The emergence of a so-called “super strain” of gonorrhea in the United States has raised alarm among health officials and experts, as many types of antibiotics have been found to be less effective or completely ineffective against this strain.
This marks the first case in the US where all recommended drugs were ineffective in treating the disease. The case, identified in Massachusetts, was successfully treated with ceftriaxone, an antibiotic recommended to treat the disease, state health officials said in a news release.
The newly identified strain showed reduced susceptibility to three types of antibiotics and resistance to an additional three, including penicillin. It marks the first U.S. case in which all recommended drugs were less effective or completely ineffective, the state health department said in a Thursday bulletin to clinicians.
This serves as “an important reminder that strains of gonorrhea in the U.S. are becoming less responsive to a limited arsenal of antibiotics,” health officials said in a statement.
The U.S. is experiencing “a rising epidemic of sexually transmitted disease,” Dr. Georges Benjamin, executive director of the American Public Health Association, said, with some experts referring to the issue as a “hidden epidemic.”
Cases of gonorrhea, an STD that often shows no signs, but can lead to genital discharge, burning during urination, sores, and rashes, among other symptoms, rose by 131% nationally between 2009 and 2021, according to public health officials. While rates of STD transmission in the U.S. fell during the early months of the pandemic, they surged later in the year, with cases of gonorrhea and syphilis eventually surpassing 2019 levels, according to the CDC.
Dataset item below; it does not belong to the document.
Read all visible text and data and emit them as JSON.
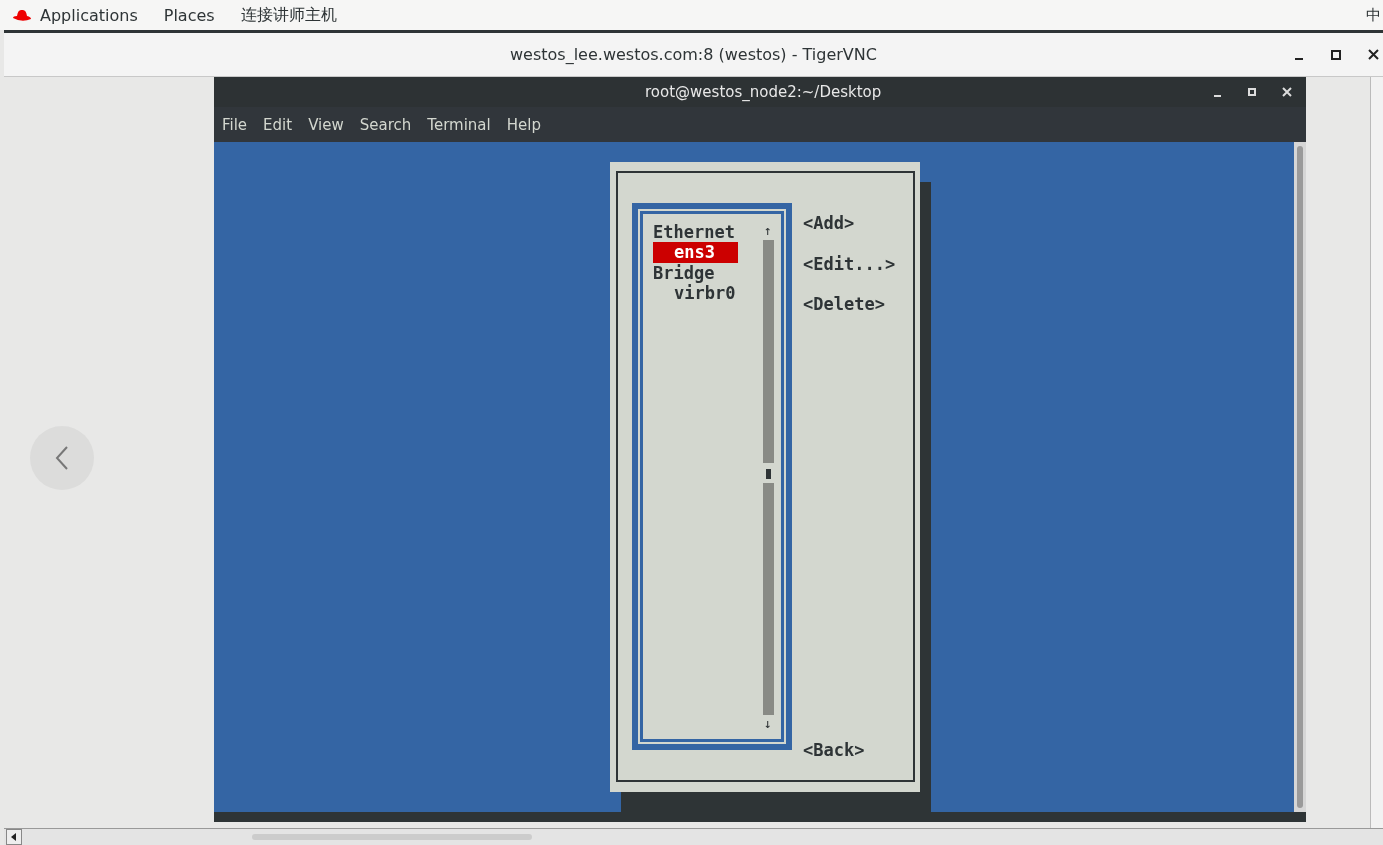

Another similar strain of gonorrhea, with reduced response to ceftriaxone and another antibiotic, was also recently identified in Massachusetts, health officials noted.
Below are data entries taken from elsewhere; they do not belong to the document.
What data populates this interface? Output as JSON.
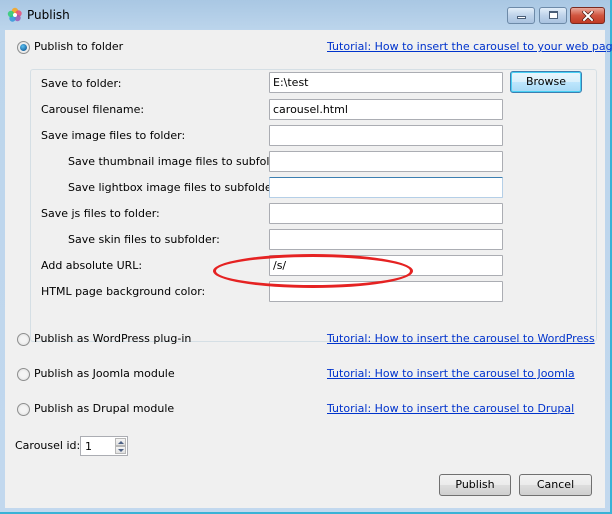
{
  "window": {
    "title": "Publish",
    "controls": {
      "minimize": "minimize",
      "maximize": "maximize",
      "close": "close"
    }
  },
  "options": [
    {
      "label": "Publish to folder",
      "checked": true,
      "tutorial": "Tutorial: How to insert the carousel to your web page"
    },
    {
      "label": "Publish as WordPress plug-in",
      "checked": false,
      "tutorial": "Tutorial: How to insert the carousel to WordPress"
    },
    {
      "label": "Publish as Joomla module",
      "checked": false,
      "tutorial": "Tutorial: How to insert the carousel to Joomla"
    },
    {
      "label": "Publish as Drupal module",
      "checked": false,
      "tutorial": "Tutorial: How to insert the carousel to Drupal"
    }
  ],
  "folder_settings": {
    "fields": [
      {
        "label": "Save to folder:",
        "value": "E:\\test"
      },
      {
        "label": "Carousel filename:",
        "value": "carousel.html"
      },
      {
        "label": "Save image files to folder:",
        "value": ""
      },
      {
        "label": "Save thumbnail image files to subfolder:",
        "value": ""
      },
      {
        "label": "Save lightbox image files to subfolder:",
        "value": ""
      },
      {
        "label": "Save js files to folder:",
        "value": ""
      },
      {
        "label": "Save skin files to subfolder:",
        "value": ""
      },
      {
        "label": "Add absolute URL:",
        "value": "/s/"
      },
      {
        "label": "HTML page background color:",
        "value": ""
      }
    ],
    "browse_label": "Browse"
  },
  "carousel_id": {
    "label": "Carousel id:",
    "value": "1"
  },
  "footer": {
    "publish_label": "Publish",
    "cancel_label": "Cancel"
  },
  "annotation": {
    "color": "#e52222",
    "highlights": "Add absolute URL"
  }
}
And a similar case was recently seen in Nevada, though that strain remained sensitive to at least one type of antibiotic. The novel strain has been previously reported in Asia-Pacific countries and the United Kingdom in recent years, Massachusetts health officials said.
The emergence of this super strain of gonorrhea highlights the growing concern regarding antimicrobial resistance, one of the top 10 public health threats facing humanity, according to the World Health Organization. Antimicrobial resistance occurs when bacteria, viruses, fungi, and parasites evolve over time, becoming less responsive to medicines, making infections increasingly difficult, or impossible, to treat.
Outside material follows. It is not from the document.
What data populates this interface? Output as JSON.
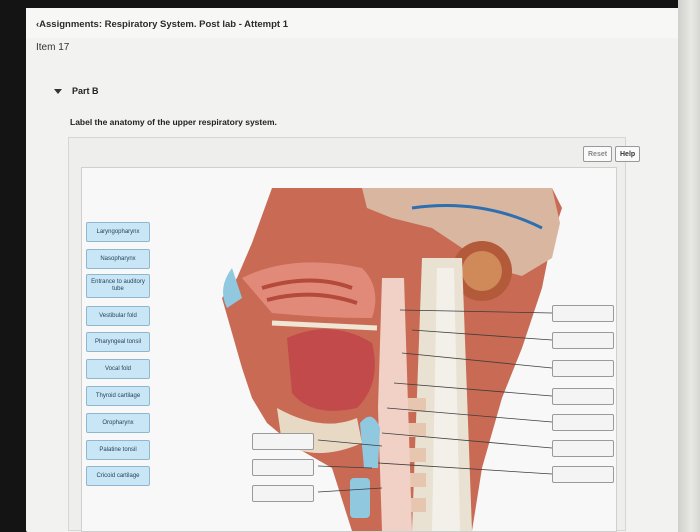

“We are watching this antibiotic era turn into a post-antibiotic era,” Dr. Michael Osterholm, director of the University of Minnesota’s Center for Infectious Disease Research and Policy (CIDRAP), said. “That is a scary proposition.”
Global efforts are underway to slow the increase of resistance, since it’s an impossible process to stop, he says. But little is being done in this regard, or to develop new treatments. A November 2021 statement by the WHO called the clinical pipeline of new antimicrobials “dry.”
Two years later, that pipeline remains dry, according to Benjamin. As an increasing number of treatments become ineffective due to antimicrobial resistance, “we’re having to use ‘more powerful drugs’ with more side effects,” he says. “At some point, we won’t have anything useful to treat [gonorrhea] with.”
It wasn’t so long ago that “children died all the time from bacterial infections that today we wouldn’t think twice about—they’re easy to treat,” Osterholm said.